In that case, the charge under the "convertible securities" regime
will increase (from £14.99 to £19.99 in example 2) to
reflect the unrestricted value; but there will then be no charge
under the "restricted securities" regime on sale.
4.6 Ordinary shares
The Academics may hold ordinary shares (either ab initio or
by conversion of their preference shares), in order to deliver an
objective of ensuring that they are risking some of their own
capital in the venture. Provided such shares are acquired for their
full Unrestricted Market Value, as reflected in the price paid by
other investors, there will be no liability to income tax or NICs
in respect of the acquisition of those shares, on any later lifting
of restrictions or on disposal.
Capital Gains Tax
5.1 A disposal of ordinary shares will be subject to capital
gains tax but the base value will be increased by any amount that
has already been taxed under either the "convertible securities" or
"restricted securities" regimes.
5.2 Provided at least 1 year has elapsed since the original
acquisition of the preference shares, taper relief may reduce the
chargeable gain. Business asset taper relief gives a maximum
reduction of 75 per cent after 2 years of ownership whereas
non-business asset taper relief gives a maximum reduction of 40 per
cent after 10 years of ownership. It is a condition of obtaining
relief at the higher business rate that either the shares are in an
unquoted company or the shareholder is a director or employee of
the company or a connected company.
Example 4
The ordinary shares are sold for £30 after the
conversion.
If no election had been made when the restricted shares were
acquired (using the figures from Example 3), the amount subject to
CGT is:
£30 (sale proceeds) - £0.01 (cost of preference
shares) - £14.99 (charge on conversion)|- £7.50 (charge
on lifting of restrictions)= £7.50
which 2 years of business asset taper relief would reduce to
£1.875.
If an election had been made the amount subject to CGT becomes:
£30 - £0.01 - £19.99 = £10.00
which 2 years of business asset taper relief would reduce to
£2.50.
National Insurance/PAYE
6.1 Amounts chargeable to income tax will give rise to a PAYE
obligation and will be treated as earnings for NICs purposes if, at
the relevant time, the shares in the spin-out company are, or are
treated as, readily convertible assets (RCAs). Following Finance
Act 2003, shares are treated as RCAs unless they are
“corporation tax deductible”.
6.2 In the case of spin-out companies, the shares will not be
corporation tax deductible unless the Academics are employees of
the spin-out company or another group company (as required by para
6 of Schedule 23 to Finance Act 2003). Also, the shares will not be
corporation tax deductible if the spin-out company is under the
control of an unlisted company (para 4(3) of Schedule 23).

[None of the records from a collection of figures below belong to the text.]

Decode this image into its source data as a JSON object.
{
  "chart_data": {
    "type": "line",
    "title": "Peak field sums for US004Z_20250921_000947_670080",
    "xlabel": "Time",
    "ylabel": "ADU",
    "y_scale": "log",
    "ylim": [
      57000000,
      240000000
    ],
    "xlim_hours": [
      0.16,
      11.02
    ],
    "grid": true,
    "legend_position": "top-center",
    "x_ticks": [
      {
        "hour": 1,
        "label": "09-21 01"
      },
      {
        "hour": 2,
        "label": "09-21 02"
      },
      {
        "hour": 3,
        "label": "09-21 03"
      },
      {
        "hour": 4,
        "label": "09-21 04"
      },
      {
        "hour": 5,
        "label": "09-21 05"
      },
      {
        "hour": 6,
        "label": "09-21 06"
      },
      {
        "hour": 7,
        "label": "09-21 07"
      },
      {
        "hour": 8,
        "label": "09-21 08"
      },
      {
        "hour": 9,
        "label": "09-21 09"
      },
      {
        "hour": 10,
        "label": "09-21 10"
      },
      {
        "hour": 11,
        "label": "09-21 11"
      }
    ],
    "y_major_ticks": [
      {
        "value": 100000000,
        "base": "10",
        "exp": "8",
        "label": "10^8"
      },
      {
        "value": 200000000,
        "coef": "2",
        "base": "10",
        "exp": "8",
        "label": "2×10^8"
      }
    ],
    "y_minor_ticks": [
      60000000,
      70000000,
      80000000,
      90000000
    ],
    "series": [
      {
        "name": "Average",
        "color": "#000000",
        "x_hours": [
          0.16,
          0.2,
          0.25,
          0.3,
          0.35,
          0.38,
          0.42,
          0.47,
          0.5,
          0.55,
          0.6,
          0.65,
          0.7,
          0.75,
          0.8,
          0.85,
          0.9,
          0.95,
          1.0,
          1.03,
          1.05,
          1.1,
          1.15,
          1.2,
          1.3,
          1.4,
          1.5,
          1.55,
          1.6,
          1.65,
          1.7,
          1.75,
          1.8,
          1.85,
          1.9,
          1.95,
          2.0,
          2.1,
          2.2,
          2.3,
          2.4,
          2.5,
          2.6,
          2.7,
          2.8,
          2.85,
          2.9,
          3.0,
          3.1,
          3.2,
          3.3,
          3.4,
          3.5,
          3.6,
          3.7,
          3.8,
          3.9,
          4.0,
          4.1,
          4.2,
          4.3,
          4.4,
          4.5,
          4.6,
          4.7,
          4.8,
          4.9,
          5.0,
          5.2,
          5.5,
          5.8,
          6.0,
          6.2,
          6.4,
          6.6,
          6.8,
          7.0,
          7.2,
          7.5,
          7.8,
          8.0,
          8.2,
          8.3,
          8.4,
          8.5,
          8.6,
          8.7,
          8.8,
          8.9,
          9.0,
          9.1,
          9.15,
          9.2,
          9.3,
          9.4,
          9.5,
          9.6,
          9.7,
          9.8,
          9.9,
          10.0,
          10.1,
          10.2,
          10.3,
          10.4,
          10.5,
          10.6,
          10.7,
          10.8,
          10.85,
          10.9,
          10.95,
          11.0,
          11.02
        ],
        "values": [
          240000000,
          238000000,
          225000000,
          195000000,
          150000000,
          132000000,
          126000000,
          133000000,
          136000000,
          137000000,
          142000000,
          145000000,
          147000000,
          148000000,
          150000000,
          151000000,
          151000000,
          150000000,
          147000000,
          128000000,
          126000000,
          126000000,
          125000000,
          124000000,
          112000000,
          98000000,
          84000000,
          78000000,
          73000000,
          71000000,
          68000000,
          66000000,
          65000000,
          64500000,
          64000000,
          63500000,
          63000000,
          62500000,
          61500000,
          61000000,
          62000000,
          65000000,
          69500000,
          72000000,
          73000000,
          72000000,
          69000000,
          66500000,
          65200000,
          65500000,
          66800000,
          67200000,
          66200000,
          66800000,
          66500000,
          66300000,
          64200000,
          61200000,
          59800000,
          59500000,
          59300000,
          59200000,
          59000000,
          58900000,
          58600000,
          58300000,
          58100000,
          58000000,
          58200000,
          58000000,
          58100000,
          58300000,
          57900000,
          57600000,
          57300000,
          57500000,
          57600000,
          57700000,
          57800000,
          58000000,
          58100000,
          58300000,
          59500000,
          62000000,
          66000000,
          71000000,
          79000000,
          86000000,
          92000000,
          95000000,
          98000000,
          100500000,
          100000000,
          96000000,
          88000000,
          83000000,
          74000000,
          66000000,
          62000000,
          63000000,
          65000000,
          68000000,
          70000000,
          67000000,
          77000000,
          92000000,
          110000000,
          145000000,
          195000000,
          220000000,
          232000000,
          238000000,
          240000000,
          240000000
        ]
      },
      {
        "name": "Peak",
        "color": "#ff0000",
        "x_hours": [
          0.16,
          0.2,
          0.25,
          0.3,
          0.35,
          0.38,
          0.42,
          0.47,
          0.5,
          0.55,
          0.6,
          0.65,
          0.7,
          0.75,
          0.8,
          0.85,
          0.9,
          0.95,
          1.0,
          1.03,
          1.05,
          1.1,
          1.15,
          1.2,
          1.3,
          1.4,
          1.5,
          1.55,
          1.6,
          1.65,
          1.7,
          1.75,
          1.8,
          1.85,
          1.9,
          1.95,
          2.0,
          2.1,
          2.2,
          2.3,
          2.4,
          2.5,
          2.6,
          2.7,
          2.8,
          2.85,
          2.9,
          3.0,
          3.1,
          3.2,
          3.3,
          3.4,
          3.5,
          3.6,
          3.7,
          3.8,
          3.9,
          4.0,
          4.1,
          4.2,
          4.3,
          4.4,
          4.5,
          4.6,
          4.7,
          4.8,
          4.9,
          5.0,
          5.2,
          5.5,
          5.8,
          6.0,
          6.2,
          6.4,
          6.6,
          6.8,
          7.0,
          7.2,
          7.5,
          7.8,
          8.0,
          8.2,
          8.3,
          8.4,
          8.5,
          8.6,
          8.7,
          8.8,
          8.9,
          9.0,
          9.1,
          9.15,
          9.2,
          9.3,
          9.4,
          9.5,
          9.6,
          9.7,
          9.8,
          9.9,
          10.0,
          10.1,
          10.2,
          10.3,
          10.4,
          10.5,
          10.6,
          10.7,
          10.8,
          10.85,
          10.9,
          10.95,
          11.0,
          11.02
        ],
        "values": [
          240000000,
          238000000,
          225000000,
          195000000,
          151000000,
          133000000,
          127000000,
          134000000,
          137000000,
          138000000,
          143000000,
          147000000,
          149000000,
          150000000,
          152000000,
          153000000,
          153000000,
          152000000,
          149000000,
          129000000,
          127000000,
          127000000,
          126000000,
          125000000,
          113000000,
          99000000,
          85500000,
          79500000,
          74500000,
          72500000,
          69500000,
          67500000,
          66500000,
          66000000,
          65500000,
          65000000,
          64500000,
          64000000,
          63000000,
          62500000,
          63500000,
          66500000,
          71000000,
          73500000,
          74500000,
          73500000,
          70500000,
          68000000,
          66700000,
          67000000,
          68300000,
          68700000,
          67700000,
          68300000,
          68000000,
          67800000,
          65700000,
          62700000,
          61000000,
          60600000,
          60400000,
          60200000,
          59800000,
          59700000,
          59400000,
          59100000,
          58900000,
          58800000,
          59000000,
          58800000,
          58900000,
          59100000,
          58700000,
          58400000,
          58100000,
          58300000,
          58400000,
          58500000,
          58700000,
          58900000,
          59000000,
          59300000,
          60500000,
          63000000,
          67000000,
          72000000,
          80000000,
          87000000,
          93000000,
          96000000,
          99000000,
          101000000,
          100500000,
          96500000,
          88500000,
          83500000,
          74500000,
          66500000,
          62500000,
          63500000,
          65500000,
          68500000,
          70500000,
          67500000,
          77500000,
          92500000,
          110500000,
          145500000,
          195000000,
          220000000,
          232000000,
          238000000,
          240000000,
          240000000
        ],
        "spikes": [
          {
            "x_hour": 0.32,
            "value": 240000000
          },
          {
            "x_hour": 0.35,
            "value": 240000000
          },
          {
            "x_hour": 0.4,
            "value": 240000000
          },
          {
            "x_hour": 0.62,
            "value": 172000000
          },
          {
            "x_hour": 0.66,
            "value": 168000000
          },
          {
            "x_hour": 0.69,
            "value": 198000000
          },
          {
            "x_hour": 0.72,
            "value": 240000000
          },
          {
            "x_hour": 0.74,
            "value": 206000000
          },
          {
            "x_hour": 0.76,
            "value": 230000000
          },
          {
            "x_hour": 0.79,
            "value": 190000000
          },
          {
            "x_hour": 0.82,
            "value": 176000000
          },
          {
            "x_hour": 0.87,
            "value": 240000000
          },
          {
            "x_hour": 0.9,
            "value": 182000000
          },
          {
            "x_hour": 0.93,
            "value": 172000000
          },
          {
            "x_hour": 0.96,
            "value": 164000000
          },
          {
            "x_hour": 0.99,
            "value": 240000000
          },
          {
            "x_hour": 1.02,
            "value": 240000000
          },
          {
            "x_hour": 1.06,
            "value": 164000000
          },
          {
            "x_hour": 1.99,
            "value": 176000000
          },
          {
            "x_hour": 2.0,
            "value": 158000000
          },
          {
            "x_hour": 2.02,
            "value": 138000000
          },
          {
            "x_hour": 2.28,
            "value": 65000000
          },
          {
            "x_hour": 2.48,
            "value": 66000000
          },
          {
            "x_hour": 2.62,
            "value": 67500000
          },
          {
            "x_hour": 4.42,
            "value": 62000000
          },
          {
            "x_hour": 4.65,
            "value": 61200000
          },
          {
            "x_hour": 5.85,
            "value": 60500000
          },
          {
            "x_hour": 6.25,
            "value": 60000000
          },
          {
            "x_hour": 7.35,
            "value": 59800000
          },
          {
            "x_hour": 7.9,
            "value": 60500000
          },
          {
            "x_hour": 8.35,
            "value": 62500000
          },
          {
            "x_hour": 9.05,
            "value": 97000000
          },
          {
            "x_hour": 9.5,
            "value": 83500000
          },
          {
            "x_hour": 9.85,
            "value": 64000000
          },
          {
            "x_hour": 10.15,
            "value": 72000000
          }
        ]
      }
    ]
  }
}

6.3 It will be possible for the employing entity to agree
with an Academic that the Academic will bear any employer’s
Class 1 NICs arising on post-acquisition chargeable events under
either the “restricted securities” or
“convertible securities” regimes.
6.4 It will therefore be possible to protect the university
or the spin-out company from an uncertain future NICs liability.

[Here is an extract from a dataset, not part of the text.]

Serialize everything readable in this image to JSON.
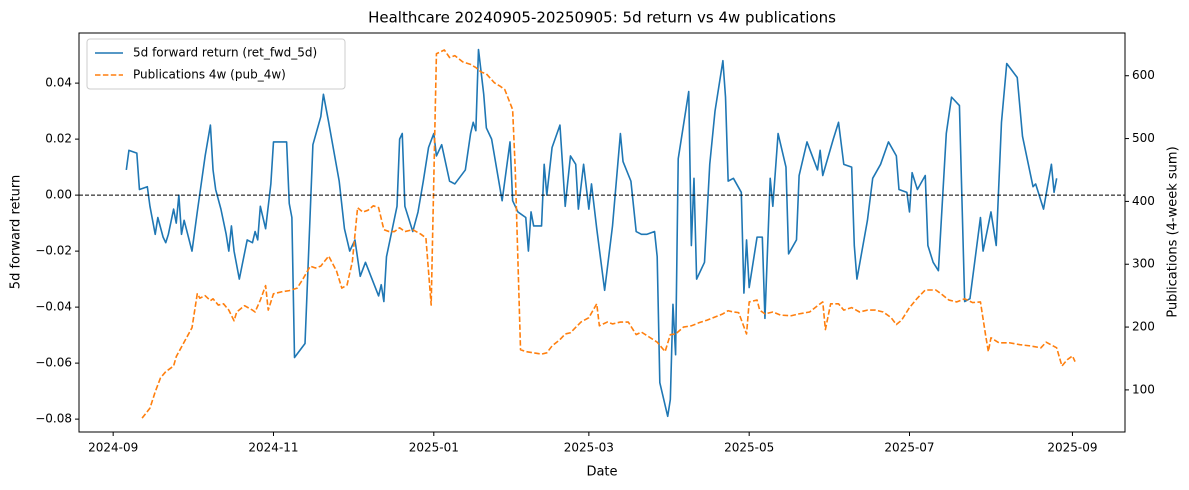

Nevertheless, there will be an obligation to account to the Revenue
for PAYE and NICs. The university, as the principal employer, will
be the Revenue’s first port of call, even if the Academic
were a part-time employee of the spin-out company. To ensure that
the university is able to recover the payment from the Academic, it
may include a pre-condition to conversion that the Academic
deposits with it the amount required to meet the PAYE/NICs
liabilities
Reporting requirements
7.1 Either the spin-out company or the university must notify
the Inland Revenue of the acquisition of shares by the Academics
and of any subsequent chargeable events relating to those shares.
It is important that a clear decision is made as to which entity
will take responsibility for this. Notification must be made no
later than 6 July following the tax year in which the reportable
event occurs.
7.2 Once one responsible person has satisfied its obligation,
there is no requirement for other responsible persons to provide
the same information. But if nobody satisfies the reporting
requirements within the time allowed, all responsible persons are
liable for penalty action by the Inland Revenue.